Quando a porteira solta um gemido para abrir e minha namorada me enxerga ao longe, sinto que sorri um sorriso de sol, sinto que olha um olhar de mar, e ajeita o seu corpo de horizonte para o meu olhar passear. E vem caminhando assim, num jeito de não chegar, só pra ver se desando a correr e no seu caminho me perder.
Levo na mão uma flor escondida, flor bonita igual a ela, e nem sei se açucena, rosa, violeta ou crisântemo, só sei que cheira ao seu corpo e tento esconder a flor pra não perder o encanto, e sem querer seguro a pétala e coloco no seu cabelo e não sei mais o que dizer, se é belo o meu jardim ou se ela é primavera.
Nunca vi minha namorada triste, um dia só vi meu amor entristecer. Se entristeceu por besteira só porque chuva caiu, só porque entardeceu, só porque anoiteceu, só porque lua saiu, só porque era poeta. Era sim. Minha namorada nunca escreveu um poema, mas um dia olhou o mundo, mirou bem o horizonte e falou pra natureza: e não agradecemos o amor que nos é amado!
Ela não sabia disso, mas construía poesia no olhar, no sentir, no falar, no andar, no vestir. No olhar porque é profundo igual sentimento; no sentir porque o encanto e a compreensão pediram licença e fizeram moradia; no falar porque a brisa vem silenciosamente e o vento sopra com cuidado; no andar porque é nuvem passeando, onda leve jorrando, raio de sol brilhando; no vestir porque o céu de chita é mais bonito, porque as cores da natureza estão ali. Tudo é assim, lindo e belo na sua poesia.
Um dia vi o meu amor se banhando no regato e me banhei de espanto vendo o meu amor tão nua. Não vi o corpo nu, não vi os seus seios rijos, não vi suas curvas molhadas, não vi o seu sexo macio. O que vi, meu amor, tudo que vi foi espanto: uma luz se banhando na sede do meu olhar. Sereias existem, eu ouvi o seu canto; ninfas existem, eu vi os seus gestos; sonhos perfeitos existem, eu vi você se banhando!
Um dia eu vi meu amor chorando e fiquei mais que triste que o meu amor chorando. Vi a tristeza, vi uma solidão que nunca tinha visto nela, vi uma lágrima que nunca vi tão molhada. Perguntei ao meu amor porque e ela me disse tudinho: que nunca havia chorado, que nunca sentiu uma tristeza tão triste e jamais havia experimentado do sabor travoso da solidão. E o pior meu amor disse depois: havia gostado de tudo aquilo, da tristeza, da solidão e da lágrima.
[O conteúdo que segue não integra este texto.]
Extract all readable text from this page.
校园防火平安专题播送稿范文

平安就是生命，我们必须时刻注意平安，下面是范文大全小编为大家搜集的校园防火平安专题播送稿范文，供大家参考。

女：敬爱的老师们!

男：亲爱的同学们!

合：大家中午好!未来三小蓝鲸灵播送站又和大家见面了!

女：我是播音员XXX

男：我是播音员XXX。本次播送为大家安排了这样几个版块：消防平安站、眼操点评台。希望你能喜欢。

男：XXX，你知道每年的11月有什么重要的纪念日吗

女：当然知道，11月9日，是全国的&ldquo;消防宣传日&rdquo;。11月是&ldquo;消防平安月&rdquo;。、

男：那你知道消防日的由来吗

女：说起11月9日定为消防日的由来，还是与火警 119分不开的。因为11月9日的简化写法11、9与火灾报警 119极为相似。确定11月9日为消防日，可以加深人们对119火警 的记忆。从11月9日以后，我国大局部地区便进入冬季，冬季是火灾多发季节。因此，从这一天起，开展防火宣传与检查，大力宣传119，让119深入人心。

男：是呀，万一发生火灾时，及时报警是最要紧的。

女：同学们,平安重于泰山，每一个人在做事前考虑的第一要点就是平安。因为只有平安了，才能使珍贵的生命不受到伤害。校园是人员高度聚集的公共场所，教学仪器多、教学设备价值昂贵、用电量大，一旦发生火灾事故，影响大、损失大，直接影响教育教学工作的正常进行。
Tudo fiz para alegrar meu amor. Disse que estava apaixonado, disse que ia casar, disse que tinha um emprego, disse que tinha uma casa, disse que tinha um mundo, disse que tinha um sonho. Mas um dia fechei a porteira pra não voltar nunca mais, pra não viver nunca mais, pra não viver mais.
Meu amor havia gostado de tudo aquilo, da tristeza, da solidão e da lágrima... Alguém havia dito que ela era poeta.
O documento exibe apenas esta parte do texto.